IMO 2021 Day 2 solutions and discussion

Alternative problem 5 solution:
In the case N=3 , k clearly exists,
Induction step by condraddiction: If N is odd we can assume k doesn't exist -> if we substitute 1 and his surrounding numbers by the larger one of those numbers we should have still a cycle of size N-2 where k doesn't exist.
This proves than for all N k exist and we don't even need to swap anything.

how did you do it?

Ta giả định trường hợp lí tưởng nhất rằng với mọi phương trình ẩn m thì vô nghiệm với bậc chẵn và luôn có cùng 1 nghiệm m=mo với bậc lẻ, hơn nữa B1 là con B2, B2 là con B3,...Ta có B1 chứa 1 phần tử là m, B2 chứa 2 phần tử là m; m^2-m (do m^2-m khác m theo giả định),B3 chứa 2 phần tử là m;m^2-m (vì m^3-m^2=m theo giả định),...Cứ như vậy thì rõ ràng A có ít nhất m/2 phần tử.

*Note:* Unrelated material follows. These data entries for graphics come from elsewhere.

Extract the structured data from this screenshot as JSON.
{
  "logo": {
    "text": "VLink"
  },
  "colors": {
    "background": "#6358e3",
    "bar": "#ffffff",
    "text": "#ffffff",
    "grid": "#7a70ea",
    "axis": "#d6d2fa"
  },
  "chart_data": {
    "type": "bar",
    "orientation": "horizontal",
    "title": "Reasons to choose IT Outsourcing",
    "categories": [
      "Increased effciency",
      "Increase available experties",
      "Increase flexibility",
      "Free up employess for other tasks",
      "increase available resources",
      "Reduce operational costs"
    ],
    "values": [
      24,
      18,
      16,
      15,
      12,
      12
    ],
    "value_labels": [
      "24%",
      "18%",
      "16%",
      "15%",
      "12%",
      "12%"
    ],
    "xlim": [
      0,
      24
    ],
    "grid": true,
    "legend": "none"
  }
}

God help me when i get to these levels of dimension breaking mathematical problems i am fricking crying right now well rip to my brain i just busted a gasket

I think there is some mistakes in ptoblem 5

Have you solved on your own.

nice challenges :-)

Thank you for this beautiful work

For problem 6, Since for m>=2, m+m^2+....+m^{m-1}<m^m, B_m cannot be a subset of the union of B_1 to B_{m-1}, therefore there is an element in B_m not in any of B_1 to B_{m-1}, repeat this argument for B_{m-1} and you get an element in B_{m-1} not in any of previous subsets.... and so you can conclude that n>=m-1.

Thanks for ur videos
I've uploaded all imo problems of 2021 and 2020 and I will upload the past years soon
I've also uploaded national olympiads of USA,UK,Switzerland,Belgium,Luxembourg,Netherlanda,Indonesia,....

Excellent!

Appreciate your time. For the last problem, it seems, the product of c-vector and 0/1-matrix, gives much fewer # of combinations than (m(m-1)+1)^n, as about half of the c's are multiplied by zeros in the matrix. Thus, n has to be much greater than m/2, in order to match the RHS of {1..m^m}. In fact, to minimize n, it may be argued that, m^m has to be a member of A, as it is not obtainable by adding the rest of {m^k}; the same applies to m^(m-1), and then m^(m-2)… Therefore, it seems n>=m, rather than >=m/2. After all, the sum of {1~10} gives only 55 values, not 2^10-1..

Can you suggest some combinatorics resources from basics to a good level

In general, how long do you spend to solve a hard problem ?
Which one is you preference when practicing ?
1) Try to solve problems by yourself
2) Solve and read solution as many as possible

This is merely beautiful, applauses for your work

What do you think of the day 2 problems? :) Solutions are relatively short!